En dépit de telles déclarations de la FAO ou de l’OMS, il y a peu de preuves attestant que les oiseaux migrateurs portent et transmettent le virus H5N1 fortement pathogène. Après recherche de la maladie chez des centaines de milliers d’oiseaux sauvages, les scientifiques n’ont que très rarement identifié des oiseaux porteurs de la grippe aviaire sous une forme fortement pathogène.3 Comme la FAO l’a énoncé très récemment en novembre 2005, «Jusqu’ici, un examen approfondi des oiseaux migrateurs cliniquement normaux dans les pays infectés n’a produit aucun résultat positif pour le virus H5N1.» Presque tous les oiseaux sauvages qui ont été testés positifs pour la maladie étaient morts et, dans la plupart des cas, ont été trouvés près des élevages de volaille domestique infectés. Même avec les cas actuels de H5N1 chez des oiseaux sauvages en Europe, les experts sont d’accord pour dire que ces oiseaux ont probablement contracté le virus dans la région de la Mer Noire, où le virus H5N1 est bien établi dans la volaille, et sont morts alors qu’ils se dirigeaient vers l’Ouest pour échapper aux conditions exceptionnellement froides dans le secteur.
Un incident connu cité à charge contre les oiseaux sauvages a été un cas de contamination massive de H5N1 parmi des oies dans le lac Qinghai, en Chine du Nord. Une théorie a été rapidement construite sur la façon dont le virus a ensuite été transporté vers l’Ouest par les oiseaux migrateurs, au Kazakhstan, en Russie et même en Turquie. (…)
La faiblesse principale de la théorie des oiseaux migrateurs est que la diffusion géographique de la maladie ne correspond pas avec les itinéraires et les saisons de migration. «Aucune espèce n’émigre de Qinghai, en Chine vers l’Europe de l’Est», indique le Dr Richard Thomas de BirdLife international. «Le tracé des cas de contamination suit les itinéraires des routes principales et des voies de chemin de fer, pas les voies aériennes.
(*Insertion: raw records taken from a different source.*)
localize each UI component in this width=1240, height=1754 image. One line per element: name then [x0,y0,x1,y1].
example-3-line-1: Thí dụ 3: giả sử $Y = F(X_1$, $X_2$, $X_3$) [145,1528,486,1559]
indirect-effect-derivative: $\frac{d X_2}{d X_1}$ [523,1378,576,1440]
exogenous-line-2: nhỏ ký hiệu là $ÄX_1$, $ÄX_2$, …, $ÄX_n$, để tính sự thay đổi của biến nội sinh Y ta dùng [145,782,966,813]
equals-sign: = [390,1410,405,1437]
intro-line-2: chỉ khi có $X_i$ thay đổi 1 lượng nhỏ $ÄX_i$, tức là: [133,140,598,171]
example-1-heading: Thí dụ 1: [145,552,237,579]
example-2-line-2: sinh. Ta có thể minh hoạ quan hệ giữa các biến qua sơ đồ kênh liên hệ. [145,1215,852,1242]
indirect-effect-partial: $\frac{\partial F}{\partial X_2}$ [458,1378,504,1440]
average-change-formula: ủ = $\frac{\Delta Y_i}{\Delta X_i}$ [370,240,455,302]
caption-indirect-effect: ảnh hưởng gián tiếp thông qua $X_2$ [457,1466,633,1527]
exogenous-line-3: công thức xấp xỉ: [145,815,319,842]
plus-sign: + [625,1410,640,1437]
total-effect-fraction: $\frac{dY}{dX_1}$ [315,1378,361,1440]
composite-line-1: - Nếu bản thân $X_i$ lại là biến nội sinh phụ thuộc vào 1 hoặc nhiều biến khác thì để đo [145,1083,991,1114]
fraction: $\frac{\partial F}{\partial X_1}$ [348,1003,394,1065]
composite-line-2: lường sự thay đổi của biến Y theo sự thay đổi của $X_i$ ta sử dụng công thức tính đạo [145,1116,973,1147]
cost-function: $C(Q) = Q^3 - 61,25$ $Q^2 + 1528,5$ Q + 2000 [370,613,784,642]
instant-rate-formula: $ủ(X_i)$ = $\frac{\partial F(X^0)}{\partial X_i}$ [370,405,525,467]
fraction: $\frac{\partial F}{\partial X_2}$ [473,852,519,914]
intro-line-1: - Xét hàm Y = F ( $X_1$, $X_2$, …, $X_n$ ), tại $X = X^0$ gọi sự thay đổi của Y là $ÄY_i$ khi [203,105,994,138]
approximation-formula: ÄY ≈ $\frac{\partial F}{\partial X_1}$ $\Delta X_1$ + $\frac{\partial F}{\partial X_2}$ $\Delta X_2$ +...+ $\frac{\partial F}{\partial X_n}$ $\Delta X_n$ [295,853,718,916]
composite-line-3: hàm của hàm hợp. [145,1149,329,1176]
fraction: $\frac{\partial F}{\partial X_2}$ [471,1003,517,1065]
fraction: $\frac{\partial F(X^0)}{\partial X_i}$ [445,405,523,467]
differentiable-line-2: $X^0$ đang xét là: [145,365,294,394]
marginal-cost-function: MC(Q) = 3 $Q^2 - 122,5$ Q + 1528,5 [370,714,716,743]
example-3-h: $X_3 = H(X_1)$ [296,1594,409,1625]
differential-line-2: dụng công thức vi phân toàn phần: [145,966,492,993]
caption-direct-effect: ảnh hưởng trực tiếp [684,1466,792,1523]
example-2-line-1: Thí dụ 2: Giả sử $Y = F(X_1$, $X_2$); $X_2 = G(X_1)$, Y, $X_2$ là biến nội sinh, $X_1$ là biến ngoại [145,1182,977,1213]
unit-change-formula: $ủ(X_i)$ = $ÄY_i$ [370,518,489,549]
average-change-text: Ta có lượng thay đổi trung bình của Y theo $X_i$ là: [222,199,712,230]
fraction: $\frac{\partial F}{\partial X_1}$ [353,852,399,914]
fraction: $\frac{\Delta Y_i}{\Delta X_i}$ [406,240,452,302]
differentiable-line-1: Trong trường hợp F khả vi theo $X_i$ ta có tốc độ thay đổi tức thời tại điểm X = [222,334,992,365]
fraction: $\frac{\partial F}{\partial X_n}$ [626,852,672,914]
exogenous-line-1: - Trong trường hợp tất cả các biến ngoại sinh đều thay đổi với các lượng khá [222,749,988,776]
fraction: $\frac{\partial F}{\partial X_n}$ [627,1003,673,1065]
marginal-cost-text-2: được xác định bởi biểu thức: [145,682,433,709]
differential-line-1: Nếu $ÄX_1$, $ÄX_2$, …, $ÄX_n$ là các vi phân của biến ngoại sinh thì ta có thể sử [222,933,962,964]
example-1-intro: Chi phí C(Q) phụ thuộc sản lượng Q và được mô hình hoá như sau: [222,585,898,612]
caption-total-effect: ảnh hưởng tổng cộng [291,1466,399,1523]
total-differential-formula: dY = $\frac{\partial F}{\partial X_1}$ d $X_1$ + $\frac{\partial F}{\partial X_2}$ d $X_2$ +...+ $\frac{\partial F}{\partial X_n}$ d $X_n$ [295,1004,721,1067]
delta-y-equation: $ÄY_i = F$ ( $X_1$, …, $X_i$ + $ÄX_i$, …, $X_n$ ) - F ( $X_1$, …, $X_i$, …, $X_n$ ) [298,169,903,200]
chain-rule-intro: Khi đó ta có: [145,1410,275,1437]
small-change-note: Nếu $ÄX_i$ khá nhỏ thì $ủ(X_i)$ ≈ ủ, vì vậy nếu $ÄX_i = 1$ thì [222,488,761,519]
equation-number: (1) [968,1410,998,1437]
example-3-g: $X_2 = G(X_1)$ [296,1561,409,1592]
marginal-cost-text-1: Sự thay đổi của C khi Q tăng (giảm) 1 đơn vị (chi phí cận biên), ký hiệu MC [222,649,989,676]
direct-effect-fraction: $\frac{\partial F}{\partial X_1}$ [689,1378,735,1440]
Et il est difficile d’expliquer l’absence de cas en Afrique, en Asie du Sud et du Sud-Est et en Australasie cet automne, si les oiseaux sauvages sont les porteurs primaires.» Si les oiseaux migrateurs transmettent la maladie, pourquoi la grippe aviaire n’a-t-elle pas frappé les Philippines ou la Birmanie, et pourquoi a-t-elle été confinée à quelques exploitations commerciales au Laos, quand chacun des trois pays est entouré par des pays infectés par la grippe aviaire? Même s’il est possible que les oiseaux migrateurs transportent la maladie, comme les cas récents en Europe le suggèrent, il y a des vecteurs beaucoup plus significatifs de transmission qui devraient être au centre de l’attention. Il n’y a simplement aucune bonne raison de fermer les écoutilles et d’obliger au confinement de la volaille.
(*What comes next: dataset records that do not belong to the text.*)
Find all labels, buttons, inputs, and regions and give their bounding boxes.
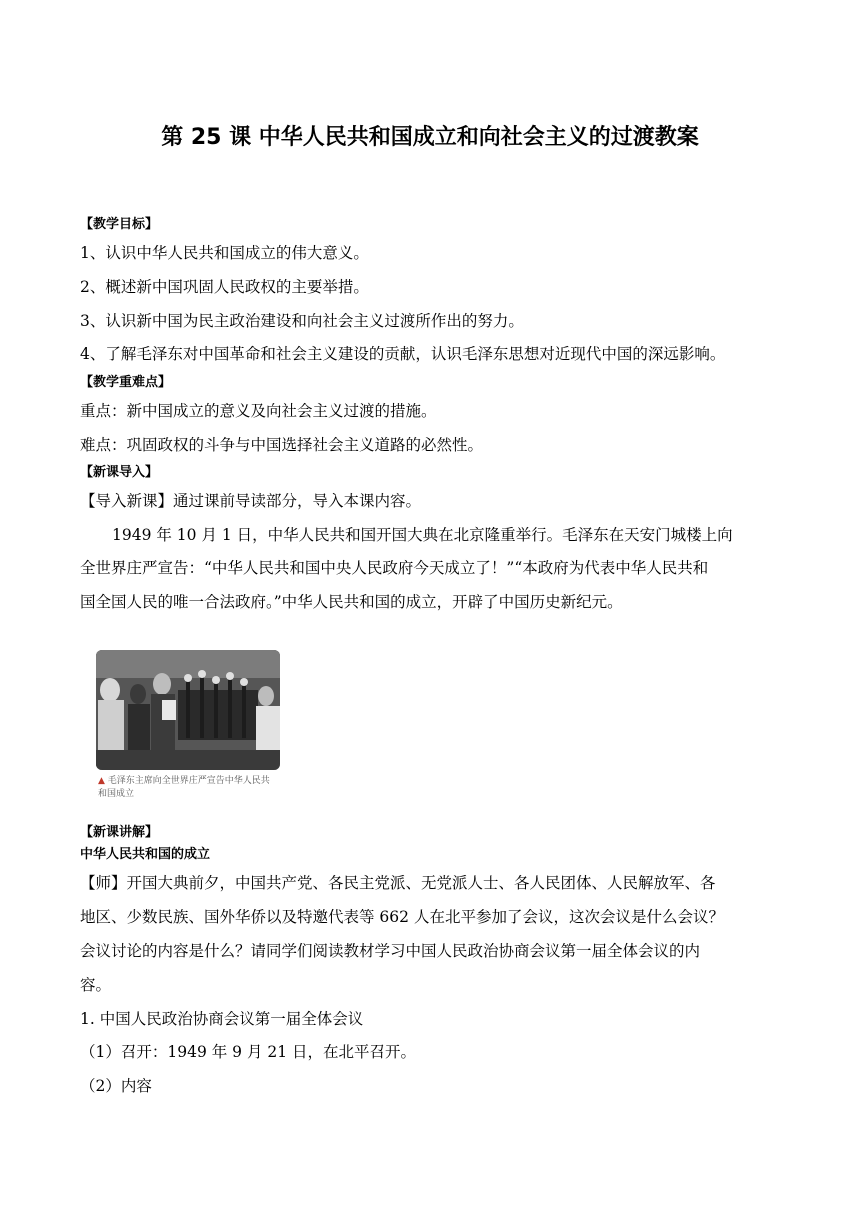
intro-heading: 【新课导入】 [80,465,159,480]
point-1: 1. 中国人民政治协商会议第一届全体会议 [80,1010,364,1028]
point-1-content: （2）内容 [80,1077,152,1095]
objective-item-1: 1、认识中华人民共和国成立的伟大意义。 [80,244,369,262]
teacher-line-2: 地区、少数民族、国外华侨以及特邀代表等 662 人在北平参加了会议，这次会议是什么会议？ [80,908,724,926]
objective-item-3: 3、认识新中国为民主政治建设和向社会主义过渡所作出的努力。 [80,312,524,330]
teacher-line-3: 会议讨论的内容是什么？请同学们阅读教材学习中国人民政治协商会议第一届全体会议的内 [80,942,701,960]
document-title: 第 25 课 中华人民共和国成立和向社会主义的过渡教案 [161,125,699,150]
key-points-heading: 【教学重难点】 [80,375,172,390]
teacher-line-1: 【师】开国大典前夕，中国共产党、各民主党派、无党派人士、各人民团体、人民解放军、各 [80,874,716,892]
intro-paragraph-line-1: 1949 年 10 月 1 日，中华人民共和国开国大典在北京隆重举行。毛泽东在天安门城楼上向 [112,526,733,544]
caption-triangle-icon: ▲ [98,776,105,786]
photo-caption [98,775,278,801]
teacher-line-4: 容。 [80,976,112,994]
intro-paragraph-line-3: 国全国人民的唯一合法政府。”中华人民共和国的成立，开辟了中国历史新纪元。 [80,593,623,611]
point-1-convening: （1）召开：1949 年 9 月 21 日，在北平召开。 [80,1043,417,1061]
founding-ceremony-photo [96,650,280,770]
lecture-subheading: 中华人民共和国的成立 [80,847,211,862]
objectives-heading: 【教学目标】 [80,217,159,232]
founding-ceremony-figure [96,650,280,805]
lecture-heading: 【新课讲解】 [80,825,159,840]
key-point-difficulty: 难点：巩固政权的斗争与中国选择社会主义道路的必然性。 [80,436,484,454]
objective-item-2: 2、概述新中国巩固人民政权的主要举措。 [80,278,369,296]
key-point-focus: 重点：新中国成立的意义及向社会主义过渡的措施。 [80,402,437,420]
intro-lead: 【导入新课】通过课前导读部分，导入本课内容。 [80,492,422,510]
objective-item-4: 4、了解毛泽东对中国革命和社会主义建设的贡献，认识毛泽东思想对近现代中国的深远影响。 [80,345,726,363]
intro-paragraph-line-2: 全世界庄严宣告：“中华人民共和国中央人民政府今天成立了！”“本政府为代表中华人民共和 [80,559,709,577]
photo-caption-text: 毛泽东主席向全世界庄严宣告中华人民共和国成立 [98,776,270,799]
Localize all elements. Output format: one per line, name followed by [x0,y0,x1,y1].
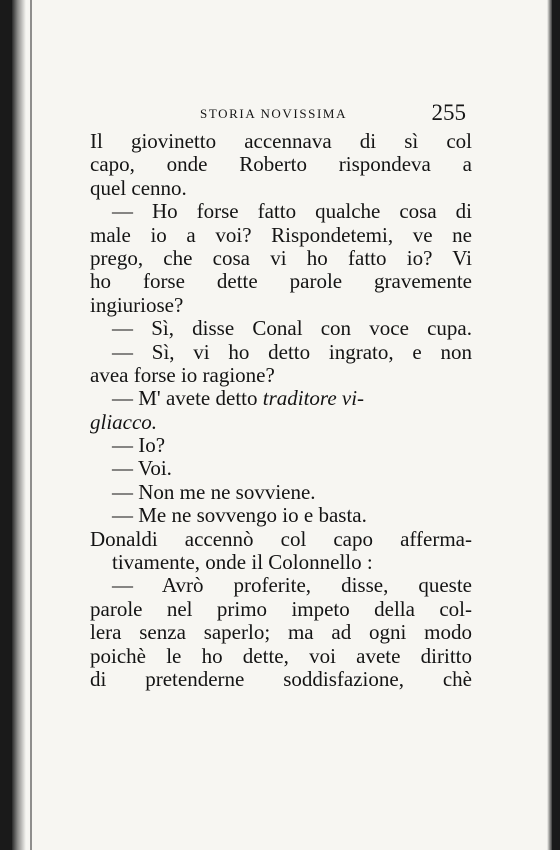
text-line: lera senza saperlo; ma ad ogni modo [90,620,472,645]
text-line: Il giovinetto accennava di sì col [90,129,472,153]
text-line: poichè le ho dette, voi avete diritto [90,643,472,668]
text-line: ingiuriose? [90,292,184,317]
text-line: — Sì, vi ho detto ingrato, e non [112,339,472,364]
text-line [90,387,472,410]
text-line: tivamente, onde il Colonnello : [112,550,373,575]
text-line: capo, onde Roberto rispondeva a [90,152,472,177]
binding-line [30,0,32,850]
book-page [12,0,552,850]
text-line: — Io? [112,433,166,458]
text-line: ho forse dette parole gravemente [90,269,472,294]
text-line: prego, che cosa vi ho fatto io? Vi [90,245,472,270]
text-fragment: — M' avete detto [112,386,258,411]
running-head: STORIA NOVISSIMA [200,106,348,121]
page-edge [547,0,552,850]
text-line: quel cenno. [90,175,187,200]
text-line: — Sì, disse Conal con voce cupa. [112,316,472,341]
text-line: parole nel primo impeto della col- [90,596,472,621]
text-line: Donaldi accennò col capo afferma- [90,526,472,551]
page-number: 255 [431,100,466,125]
page-header [200,102,480,130]
text-line [90,411,472,434]
text-line: male io a voi? Rispondetemi, ve ne [90,222,472,247]
italic-phrase-continued: gliacco. [90,409,158,434]
text-line: avea forse io ragione? [90,362,275,387]
body-text [90,130,472,691]
text-line: — Voi. [112,456,172,481]
text-line: — Non me ne sovviene. [112,479,316,504]
text-line: — Avrò proferite, disse, queste [112,573,472,598]
text-line: — Ho forse fatto qualche cosa di [112,199,472,224]
text-line: di pretenderne soddisfazione, chè [90,666,472,691]
text-line: — Me ne sovvengo io e basta. [112,503,367,528]
binding-shadow [12,0,26,850]
italic-phrase: traditore vi- [262,386,365,411]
Poulets de basse-cour: vecteurs ou victimes?
(…) Les souches fortement pathogènes de la grippe aviaire se développent dans la volaille, très probablement dans la volaille exposée à des souches plus bénignes qui vivent naturellement dans les populations sauvages d’oiseaux. Dans des exploitations d’élevage de volaille surpeuplées, le virus bénin évolue rapidement vers des formes plus pathogènes et fortement transmissibles, capables de sauter les espèces et de se propager de nouveau chez les oiseaux sauvages, qui sont sans défense contre la nouvelle souche. Dans ce sens, H5N1 est un virus de volaille tuant les oiseaux sauvages, et non le contraire.
Le même argument se tient pour la production de volaille à petite échelle. La grippe aviaire n’évolue pas vers des formes fortement pathogènes dans des élevages de volaille de basse-cour, où la faible densité et la diversité génétique maintiennent la charge virale à des niveaux bas. Les volailles de basse-cour sont les victimes de souches de grippe aviaire qui leur sont apportées d’ailleurs.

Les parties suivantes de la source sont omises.